- Salado, Arkansas Location within Arkansas Salado, Arkansas Location within the United States
- Coordinates: 35°41′43″N 91°35′32″W﻿ / ﻿35.69528°N 91.59222°W
- Country: United States
- State: Arkansas
- County: Independence
- Elevation: 449 ft (137 m)

Population (2020)
- • Total: 472
- Time zone: UTC-6 (Central (CST))
- • Summer (DST): UTC-5 (CDT)
- GNIS feature ID: 2805683

= Salado, Arkansas =

Salado is an unincorporated area and census-designated place (CDP) in Independence County, Arkansas, United States. It was first listed as a CDP in the 2020 census with a population of 472.

The Goff Petroglyph Site is located here.

The spur route of Arkansas Highway 14 connects Salado with Southside.

==Demographics==

Historical population
| Census | Pop. | Note | %± |
| 2020 | 472 |  | — |
U.S. Decennial Census 2020

===2020 census===

Salado CDP, Arkansas – Demographic Profile (NH = Non-Hispanic) Note: the US Census treats Hispanic/Latino as an ethnic category. This table excludes Latinos from the racial categories and assigns them to a separate category.
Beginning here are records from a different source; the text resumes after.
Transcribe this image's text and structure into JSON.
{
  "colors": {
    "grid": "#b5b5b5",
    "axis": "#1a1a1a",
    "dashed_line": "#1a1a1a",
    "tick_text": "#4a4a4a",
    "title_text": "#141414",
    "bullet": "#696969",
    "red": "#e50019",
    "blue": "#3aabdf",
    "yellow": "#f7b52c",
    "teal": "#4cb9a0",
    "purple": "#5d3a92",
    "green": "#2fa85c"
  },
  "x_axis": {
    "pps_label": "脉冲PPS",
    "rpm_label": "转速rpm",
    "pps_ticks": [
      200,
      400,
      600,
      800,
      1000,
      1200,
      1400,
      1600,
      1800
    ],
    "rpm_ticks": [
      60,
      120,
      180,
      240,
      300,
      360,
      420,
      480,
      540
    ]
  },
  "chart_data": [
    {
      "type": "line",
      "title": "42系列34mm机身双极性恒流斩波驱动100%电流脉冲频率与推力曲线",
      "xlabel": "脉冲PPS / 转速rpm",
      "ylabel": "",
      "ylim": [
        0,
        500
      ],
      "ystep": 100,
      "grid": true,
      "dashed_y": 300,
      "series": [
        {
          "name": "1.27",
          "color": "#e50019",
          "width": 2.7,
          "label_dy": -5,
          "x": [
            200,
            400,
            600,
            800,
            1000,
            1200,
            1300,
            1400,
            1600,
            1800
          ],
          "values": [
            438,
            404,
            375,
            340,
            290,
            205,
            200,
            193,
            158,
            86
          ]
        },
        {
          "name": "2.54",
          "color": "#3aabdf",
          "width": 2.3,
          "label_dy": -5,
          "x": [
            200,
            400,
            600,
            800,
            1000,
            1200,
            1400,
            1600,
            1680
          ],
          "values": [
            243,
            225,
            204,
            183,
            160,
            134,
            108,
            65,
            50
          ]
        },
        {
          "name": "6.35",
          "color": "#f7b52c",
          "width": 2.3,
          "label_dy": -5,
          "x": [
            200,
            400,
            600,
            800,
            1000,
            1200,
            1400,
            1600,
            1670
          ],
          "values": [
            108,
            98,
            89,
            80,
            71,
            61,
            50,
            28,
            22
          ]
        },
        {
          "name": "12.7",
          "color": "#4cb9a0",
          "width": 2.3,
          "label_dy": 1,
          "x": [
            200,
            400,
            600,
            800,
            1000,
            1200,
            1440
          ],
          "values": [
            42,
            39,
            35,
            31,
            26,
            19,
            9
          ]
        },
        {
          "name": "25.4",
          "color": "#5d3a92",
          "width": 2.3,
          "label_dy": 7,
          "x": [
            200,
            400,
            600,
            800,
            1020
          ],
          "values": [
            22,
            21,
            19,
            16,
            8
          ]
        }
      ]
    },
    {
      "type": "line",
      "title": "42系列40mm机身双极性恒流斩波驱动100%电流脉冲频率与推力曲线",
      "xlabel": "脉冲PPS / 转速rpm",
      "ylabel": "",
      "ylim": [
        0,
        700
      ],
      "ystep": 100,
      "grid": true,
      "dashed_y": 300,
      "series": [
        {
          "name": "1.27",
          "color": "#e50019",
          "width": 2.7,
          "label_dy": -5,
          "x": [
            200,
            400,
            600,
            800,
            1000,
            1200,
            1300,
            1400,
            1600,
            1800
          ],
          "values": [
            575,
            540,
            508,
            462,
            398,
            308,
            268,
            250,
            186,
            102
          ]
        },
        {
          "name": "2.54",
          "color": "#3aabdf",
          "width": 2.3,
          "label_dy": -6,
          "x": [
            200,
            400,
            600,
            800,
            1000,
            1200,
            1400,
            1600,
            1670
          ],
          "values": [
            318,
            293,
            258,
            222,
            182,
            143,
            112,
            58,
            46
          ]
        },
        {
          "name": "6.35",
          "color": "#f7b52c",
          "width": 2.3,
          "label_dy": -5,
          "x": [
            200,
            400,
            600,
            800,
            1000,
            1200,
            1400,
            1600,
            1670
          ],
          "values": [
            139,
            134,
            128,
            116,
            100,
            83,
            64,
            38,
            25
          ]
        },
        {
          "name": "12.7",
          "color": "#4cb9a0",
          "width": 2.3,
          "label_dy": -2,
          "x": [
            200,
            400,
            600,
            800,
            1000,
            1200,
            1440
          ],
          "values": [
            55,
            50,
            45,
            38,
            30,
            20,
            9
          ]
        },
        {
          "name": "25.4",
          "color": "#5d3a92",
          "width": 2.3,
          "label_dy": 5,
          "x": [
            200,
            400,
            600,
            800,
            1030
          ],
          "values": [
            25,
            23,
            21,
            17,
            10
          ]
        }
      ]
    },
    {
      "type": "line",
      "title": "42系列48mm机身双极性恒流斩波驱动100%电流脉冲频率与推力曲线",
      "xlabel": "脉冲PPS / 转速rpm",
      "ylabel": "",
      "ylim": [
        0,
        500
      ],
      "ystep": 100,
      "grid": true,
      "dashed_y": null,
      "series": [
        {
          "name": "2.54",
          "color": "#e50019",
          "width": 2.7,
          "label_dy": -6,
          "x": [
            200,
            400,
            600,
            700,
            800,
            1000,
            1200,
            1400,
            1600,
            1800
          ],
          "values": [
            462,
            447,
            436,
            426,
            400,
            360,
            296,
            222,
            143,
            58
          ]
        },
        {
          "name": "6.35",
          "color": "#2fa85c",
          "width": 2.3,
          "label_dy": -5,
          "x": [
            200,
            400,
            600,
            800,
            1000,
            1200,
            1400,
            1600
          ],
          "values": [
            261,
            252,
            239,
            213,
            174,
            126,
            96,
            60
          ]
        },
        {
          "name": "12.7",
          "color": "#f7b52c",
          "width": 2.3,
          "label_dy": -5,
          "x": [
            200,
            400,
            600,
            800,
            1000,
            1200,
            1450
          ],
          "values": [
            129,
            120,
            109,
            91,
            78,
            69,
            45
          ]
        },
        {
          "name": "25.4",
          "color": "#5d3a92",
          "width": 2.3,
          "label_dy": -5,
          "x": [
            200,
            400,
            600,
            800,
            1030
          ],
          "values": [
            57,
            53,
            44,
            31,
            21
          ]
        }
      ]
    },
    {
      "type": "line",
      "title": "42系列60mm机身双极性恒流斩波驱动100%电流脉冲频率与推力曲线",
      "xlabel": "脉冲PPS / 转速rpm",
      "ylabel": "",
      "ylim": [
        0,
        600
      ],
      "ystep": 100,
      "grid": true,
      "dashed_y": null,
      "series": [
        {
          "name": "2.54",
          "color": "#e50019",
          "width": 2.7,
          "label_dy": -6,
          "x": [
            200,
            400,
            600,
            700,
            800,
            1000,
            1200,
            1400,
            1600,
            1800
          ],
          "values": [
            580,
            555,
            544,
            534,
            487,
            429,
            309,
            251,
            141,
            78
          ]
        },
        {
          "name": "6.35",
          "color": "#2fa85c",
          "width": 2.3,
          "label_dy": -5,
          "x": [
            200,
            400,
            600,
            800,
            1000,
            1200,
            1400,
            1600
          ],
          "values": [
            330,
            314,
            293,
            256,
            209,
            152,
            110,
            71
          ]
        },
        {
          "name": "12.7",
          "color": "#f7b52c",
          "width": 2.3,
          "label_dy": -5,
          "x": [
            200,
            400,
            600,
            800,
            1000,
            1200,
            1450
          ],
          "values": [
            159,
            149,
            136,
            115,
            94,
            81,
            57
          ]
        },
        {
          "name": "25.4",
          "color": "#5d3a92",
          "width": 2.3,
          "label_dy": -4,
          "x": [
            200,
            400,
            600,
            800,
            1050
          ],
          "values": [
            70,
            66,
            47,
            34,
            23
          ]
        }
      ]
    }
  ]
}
Hispanics/Latinos may be of any race.
| Race / Ethnicity | Pop 2020 | % 2020 |
|---|---|---|
| White alone (NH) | 404 | 85.59% |
| Black or African American alone (NH) | 5 | 1.06% |
| Native American or Alaska Native alone (NH) | 1 | 0.21% |
| Asian alone (NH) | 2 | 0.42% |
| Pacific Islander alone (NH) | 0 | 0.00% |
| Some Other Race alone (NH) | 1 | 0.21% |
| Mixed Race/Multi-Racial (NH) | 29 | 6.14% |
| Hispanic or Latino (any race) | 30 | 6.36% |
| Total | 472 | 100.00% |

==Education==
It is in the Southside School District. Southside High School is the sole comprehensive high school of the Southside district.